The performance of a recombinant cell line at large scale is a key parameter for upstream success. To ensure that performance metrics such as titer and quality are met, an understanding of small-scale models and scaling parameters for a particular system is needed. We’ve built a complete portfolio of scalable, single-use bioreactors based on these factors to improve the speed to upstream success.
The small-scale Mobius® 3L single-use bioreactor contains three probe ports, all the connections needed for both gas and feed additions, and a sampling port. The system comes presterilized and ready to connect to a variety of controllers.
The pilot-scale Mobius 50- and 200-L bioreactors contain stainless steel bases and integrated controllers. A presterilized single-use bioreactor bag needs to be installed into the stainless-steel carrier with a SensorReady loop prior to running the system. All of the connections are made using our Lynx S2S single-use sterile connector.
Our production-scale Mobius 1000- and 2000-L bioreactors have the same features as our 50- and 200-L systems, with the added benefit of a vessel drawer, allowing the easy installation and removal of single-use assemblies.
Keeping the importance of speed in mind, we set out to scale-up from a shake flask to the 50-L scale (Figure 3A). Duplicate shake flasks were run in parallel with the feed strategy optimized in small scale. Three duplicate runs of the 3-L system were performed with the agitation at 20 Watt/m3, the pH at 6.9, the dissolved oxygen (DO) at 30%, and the temperature 36.8 °C.
In the first run, we learned which sparging strategies worked best for these cells and determined the power setting. In the second run, we determined how to manage the pH set point of the bioreactor. In the third run, we scaled up to the 50-L system.
In addition to speed and matching product titers, matched product quality is paramount for upstream success. Our platform was designed with product quality in mind. In the experiment above, antibodies were collected at harvest and the glycan species were identified.
The percentages of the four major glycans (G0 in dark blue, G1F in turquoise, G2F in purple, and high-mannose in blue-green) for each of the scales are shown in Figure 3B. Across the scales, the percentages are highly similar.

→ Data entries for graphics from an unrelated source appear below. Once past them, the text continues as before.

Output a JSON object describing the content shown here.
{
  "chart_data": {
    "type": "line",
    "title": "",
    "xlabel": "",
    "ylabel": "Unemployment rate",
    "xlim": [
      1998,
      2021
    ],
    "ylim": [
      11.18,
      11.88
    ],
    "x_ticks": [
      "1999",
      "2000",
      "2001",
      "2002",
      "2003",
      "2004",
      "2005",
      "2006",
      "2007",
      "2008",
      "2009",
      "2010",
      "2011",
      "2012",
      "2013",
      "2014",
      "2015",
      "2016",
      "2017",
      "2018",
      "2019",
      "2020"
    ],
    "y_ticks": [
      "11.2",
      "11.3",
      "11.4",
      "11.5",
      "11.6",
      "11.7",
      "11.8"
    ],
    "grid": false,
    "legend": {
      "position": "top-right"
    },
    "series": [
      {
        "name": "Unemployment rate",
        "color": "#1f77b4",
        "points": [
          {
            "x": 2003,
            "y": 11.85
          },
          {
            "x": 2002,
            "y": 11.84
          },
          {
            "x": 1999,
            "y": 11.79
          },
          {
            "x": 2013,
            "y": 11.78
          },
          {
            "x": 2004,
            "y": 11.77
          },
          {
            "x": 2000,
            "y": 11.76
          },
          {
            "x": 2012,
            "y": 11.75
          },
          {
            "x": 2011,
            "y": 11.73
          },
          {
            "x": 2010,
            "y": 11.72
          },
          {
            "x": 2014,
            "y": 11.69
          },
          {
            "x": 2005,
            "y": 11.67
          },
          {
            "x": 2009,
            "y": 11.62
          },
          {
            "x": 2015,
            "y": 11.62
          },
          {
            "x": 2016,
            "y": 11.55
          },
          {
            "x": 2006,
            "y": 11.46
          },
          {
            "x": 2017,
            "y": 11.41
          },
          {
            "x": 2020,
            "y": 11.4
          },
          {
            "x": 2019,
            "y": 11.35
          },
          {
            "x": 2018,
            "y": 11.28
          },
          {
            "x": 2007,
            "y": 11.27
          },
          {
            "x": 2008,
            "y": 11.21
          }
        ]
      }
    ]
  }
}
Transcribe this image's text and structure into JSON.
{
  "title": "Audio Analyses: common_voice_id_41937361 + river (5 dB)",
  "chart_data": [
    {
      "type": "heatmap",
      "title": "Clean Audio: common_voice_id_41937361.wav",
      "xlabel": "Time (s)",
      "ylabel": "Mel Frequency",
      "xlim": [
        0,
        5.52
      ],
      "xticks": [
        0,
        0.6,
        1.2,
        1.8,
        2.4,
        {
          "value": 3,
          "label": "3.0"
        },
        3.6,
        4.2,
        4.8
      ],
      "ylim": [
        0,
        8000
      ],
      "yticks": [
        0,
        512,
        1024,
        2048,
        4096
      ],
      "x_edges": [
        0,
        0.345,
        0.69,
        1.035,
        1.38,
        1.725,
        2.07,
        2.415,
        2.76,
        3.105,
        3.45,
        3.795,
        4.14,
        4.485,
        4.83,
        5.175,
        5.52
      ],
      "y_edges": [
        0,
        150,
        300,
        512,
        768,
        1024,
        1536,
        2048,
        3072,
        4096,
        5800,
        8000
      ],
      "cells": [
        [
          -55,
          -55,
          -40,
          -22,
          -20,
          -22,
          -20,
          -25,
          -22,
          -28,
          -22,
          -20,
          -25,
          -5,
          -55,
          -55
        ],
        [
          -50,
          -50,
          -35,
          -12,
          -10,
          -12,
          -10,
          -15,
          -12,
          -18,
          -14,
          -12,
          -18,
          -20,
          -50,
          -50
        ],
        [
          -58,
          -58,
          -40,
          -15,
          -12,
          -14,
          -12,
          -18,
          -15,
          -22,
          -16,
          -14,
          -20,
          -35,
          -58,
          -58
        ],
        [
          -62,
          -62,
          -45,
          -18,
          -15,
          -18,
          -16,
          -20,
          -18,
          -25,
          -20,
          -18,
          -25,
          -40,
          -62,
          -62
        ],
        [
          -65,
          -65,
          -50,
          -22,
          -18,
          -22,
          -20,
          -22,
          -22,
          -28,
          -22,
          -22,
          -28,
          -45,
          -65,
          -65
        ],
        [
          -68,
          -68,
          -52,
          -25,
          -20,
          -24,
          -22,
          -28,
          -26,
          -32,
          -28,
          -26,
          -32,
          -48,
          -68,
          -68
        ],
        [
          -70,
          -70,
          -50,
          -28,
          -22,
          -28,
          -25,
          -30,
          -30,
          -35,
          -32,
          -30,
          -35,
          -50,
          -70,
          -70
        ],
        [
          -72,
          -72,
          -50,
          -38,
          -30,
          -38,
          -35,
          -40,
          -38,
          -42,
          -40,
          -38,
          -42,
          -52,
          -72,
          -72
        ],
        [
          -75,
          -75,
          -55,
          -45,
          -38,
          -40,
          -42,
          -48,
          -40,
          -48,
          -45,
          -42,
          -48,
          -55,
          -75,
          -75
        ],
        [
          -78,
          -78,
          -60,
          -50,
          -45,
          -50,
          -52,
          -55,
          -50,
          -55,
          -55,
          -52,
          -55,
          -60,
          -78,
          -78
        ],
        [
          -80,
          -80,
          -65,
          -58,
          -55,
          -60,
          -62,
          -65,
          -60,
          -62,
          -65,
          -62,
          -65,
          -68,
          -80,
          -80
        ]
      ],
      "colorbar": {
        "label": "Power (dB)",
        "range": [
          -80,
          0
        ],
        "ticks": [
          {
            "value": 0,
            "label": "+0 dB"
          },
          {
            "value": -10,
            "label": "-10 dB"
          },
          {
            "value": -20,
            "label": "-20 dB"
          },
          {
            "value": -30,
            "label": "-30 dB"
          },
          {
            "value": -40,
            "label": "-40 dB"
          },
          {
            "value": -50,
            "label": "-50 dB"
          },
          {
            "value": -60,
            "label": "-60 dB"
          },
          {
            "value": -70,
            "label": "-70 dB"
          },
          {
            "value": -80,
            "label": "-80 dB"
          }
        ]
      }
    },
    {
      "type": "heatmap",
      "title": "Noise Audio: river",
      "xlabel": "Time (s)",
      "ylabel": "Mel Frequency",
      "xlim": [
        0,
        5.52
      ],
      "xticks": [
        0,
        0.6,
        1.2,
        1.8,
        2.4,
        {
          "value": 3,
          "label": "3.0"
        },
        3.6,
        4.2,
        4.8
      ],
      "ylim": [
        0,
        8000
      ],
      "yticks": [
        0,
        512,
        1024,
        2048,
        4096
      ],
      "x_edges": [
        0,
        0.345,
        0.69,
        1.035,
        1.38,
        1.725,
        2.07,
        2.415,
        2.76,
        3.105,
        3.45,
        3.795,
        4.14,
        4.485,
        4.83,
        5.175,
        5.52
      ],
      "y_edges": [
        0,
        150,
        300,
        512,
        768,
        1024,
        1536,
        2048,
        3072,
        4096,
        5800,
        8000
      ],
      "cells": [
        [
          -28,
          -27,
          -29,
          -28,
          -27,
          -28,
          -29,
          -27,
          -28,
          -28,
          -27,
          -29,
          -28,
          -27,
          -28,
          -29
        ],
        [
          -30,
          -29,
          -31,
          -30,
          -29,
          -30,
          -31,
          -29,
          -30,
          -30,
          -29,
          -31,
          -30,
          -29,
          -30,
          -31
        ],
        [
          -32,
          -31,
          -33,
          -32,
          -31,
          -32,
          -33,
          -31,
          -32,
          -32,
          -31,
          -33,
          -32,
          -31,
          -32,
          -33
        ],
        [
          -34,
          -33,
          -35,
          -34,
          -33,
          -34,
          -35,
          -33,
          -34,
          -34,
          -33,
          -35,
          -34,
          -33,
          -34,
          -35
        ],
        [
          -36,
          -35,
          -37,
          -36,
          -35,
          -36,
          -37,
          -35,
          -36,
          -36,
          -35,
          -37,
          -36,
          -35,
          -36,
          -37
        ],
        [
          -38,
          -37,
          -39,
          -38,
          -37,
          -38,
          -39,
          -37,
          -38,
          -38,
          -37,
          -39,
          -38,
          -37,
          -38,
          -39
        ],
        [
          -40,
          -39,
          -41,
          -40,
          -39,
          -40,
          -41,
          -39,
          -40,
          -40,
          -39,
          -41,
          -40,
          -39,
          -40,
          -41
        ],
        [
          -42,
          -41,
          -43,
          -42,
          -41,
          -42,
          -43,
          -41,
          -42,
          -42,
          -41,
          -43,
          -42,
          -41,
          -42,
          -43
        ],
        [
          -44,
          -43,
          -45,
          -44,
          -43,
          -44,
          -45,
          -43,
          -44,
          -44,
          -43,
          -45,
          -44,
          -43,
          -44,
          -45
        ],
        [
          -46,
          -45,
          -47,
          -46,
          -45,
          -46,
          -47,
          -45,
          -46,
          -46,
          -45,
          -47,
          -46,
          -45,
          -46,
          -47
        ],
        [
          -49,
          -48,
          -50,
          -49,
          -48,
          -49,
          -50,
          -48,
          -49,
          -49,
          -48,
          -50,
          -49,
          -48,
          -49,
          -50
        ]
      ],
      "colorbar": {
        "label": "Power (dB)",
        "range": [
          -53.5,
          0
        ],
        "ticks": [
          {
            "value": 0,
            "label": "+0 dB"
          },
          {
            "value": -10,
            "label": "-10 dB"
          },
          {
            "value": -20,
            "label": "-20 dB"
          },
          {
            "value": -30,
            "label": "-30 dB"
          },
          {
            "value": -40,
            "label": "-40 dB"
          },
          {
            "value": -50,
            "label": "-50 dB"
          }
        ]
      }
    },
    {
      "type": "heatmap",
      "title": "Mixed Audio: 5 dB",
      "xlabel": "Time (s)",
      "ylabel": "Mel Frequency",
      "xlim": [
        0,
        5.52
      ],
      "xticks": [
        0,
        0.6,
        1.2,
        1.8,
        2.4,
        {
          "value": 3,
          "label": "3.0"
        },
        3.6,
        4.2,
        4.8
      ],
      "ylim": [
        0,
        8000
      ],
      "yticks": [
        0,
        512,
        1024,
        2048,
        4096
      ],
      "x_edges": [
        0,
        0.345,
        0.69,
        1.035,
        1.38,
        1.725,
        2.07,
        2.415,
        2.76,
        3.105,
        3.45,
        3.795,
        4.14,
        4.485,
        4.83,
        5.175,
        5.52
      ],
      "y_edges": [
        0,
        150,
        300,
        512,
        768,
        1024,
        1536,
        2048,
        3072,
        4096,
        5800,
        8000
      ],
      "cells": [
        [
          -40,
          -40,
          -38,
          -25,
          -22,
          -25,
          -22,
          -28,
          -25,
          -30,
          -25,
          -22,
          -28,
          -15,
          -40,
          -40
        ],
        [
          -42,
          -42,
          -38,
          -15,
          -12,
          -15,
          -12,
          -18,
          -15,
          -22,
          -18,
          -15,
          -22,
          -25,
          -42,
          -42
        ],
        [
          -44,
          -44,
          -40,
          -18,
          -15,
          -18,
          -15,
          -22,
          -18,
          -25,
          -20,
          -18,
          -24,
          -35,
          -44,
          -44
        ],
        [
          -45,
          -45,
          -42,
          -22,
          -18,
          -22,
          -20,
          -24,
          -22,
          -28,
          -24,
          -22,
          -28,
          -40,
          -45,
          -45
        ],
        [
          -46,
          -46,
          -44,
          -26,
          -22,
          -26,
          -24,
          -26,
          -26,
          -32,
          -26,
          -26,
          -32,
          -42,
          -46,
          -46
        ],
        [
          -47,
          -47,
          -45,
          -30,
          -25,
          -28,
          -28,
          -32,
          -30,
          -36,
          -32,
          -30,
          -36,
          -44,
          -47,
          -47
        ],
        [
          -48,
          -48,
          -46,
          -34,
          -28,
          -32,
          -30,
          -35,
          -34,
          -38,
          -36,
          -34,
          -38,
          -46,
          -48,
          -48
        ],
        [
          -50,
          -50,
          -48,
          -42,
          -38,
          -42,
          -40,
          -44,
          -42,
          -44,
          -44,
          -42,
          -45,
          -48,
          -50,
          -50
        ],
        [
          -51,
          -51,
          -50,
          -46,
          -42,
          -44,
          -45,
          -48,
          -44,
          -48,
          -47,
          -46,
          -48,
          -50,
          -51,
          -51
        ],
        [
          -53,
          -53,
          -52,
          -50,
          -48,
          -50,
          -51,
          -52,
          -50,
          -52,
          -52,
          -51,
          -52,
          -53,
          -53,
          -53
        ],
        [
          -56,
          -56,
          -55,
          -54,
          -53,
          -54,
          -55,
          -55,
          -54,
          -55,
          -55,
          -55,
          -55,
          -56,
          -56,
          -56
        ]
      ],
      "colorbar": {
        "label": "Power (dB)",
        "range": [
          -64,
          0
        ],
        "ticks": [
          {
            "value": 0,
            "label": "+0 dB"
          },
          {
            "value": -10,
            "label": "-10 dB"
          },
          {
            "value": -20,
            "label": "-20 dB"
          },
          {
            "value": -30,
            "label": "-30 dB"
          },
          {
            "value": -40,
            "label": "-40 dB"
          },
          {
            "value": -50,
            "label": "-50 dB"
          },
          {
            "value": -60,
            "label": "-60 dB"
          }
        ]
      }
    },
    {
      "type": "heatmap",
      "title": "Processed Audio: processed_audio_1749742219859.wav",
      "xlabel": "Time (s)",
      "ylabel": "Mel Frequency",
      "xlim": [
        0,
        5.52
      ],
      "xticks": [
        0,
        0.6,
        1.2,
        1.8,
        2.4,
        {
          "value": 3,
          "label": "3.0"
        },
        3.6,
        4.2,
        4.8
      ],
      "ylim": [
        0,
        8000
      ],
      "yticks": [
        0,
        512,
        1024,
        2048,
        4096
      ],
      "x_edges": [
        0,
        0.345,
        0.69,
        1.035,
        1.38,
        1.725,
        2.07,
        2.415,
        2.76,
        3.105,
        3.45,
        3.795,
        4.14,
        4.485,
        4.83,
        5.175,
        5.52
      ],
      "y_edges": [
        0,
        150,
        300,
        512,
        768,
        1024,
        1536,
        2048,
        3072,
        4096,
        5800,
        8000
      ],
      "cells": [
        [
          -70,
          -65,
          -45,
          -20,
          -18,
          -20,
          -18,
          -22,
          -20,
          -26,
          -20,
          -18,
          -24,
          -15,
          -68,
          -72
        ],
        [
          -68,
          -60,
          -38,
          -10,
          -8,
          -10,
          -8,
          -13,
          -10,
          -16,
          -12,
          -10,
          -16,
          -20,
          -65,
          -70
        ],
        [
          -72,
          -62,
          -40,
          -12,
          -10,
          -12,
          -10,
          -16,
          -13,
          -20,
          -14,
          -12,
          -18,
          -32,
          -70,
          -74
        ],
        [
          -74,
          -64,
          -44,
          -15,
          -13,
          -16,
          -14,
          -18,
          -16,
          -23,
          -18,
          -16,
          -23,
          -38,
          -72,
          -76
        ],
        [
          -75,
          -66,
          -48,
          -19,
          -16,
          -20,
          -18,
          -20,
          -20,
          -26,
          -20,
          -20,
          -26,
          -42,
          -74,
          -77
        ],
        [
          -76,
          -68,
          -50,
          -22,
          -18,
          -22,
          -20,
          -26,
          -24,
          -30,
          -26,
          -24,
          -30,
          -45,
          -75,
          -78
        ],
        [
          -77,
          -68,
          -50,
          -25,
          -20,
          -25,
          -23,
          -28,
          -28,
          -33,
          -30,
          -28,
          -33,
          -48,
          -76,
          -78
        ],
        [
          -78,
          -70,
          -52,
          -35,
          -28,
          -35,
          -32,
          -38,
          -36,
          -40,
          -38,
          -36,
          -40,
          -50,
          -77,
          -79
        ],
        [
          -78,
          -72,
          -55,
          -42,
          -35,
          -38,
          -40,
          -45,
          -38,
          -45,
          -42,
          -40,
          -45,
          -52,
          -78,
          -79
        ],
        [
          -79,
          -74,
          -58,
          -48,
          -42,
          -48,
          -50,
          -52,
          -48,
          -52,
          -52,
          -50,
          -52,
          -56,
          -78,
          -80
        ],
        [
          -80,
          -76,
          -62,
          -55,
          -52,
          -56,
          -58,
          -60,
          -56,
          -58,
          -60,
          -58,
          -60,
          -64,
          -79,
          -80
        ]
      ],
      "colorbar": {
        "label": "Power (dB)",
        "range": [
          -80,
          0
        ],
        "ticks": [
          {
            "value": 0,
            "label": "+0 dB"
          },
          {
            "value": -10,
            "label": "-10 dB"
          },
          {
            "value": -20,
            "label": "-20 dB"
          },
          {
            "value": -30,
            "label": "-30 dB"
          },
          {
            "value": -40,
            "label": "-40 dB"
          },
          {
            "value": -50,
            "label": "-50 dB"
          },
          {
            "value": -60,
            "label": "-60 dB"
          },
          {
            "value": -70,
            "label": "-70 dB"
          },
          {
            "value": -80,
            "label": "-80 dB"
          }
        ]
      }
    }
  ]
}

These results show that the CHOZN GS cell line is scalable for titer and product quality at 3-L and 50-L scale with limited optimization, resources, and time.
In conclusion, the speed of cell line and process development is a key driver in biologic production. We presented a turnkey solution that was built with speed in mind. The platform not only provides high titer, but also provides a path to scalable critical quality attributes. This solution provides users confidence of upstream development success.
Joe S. Orlando, Ph.D., is principal scientist at MilliporeSigma.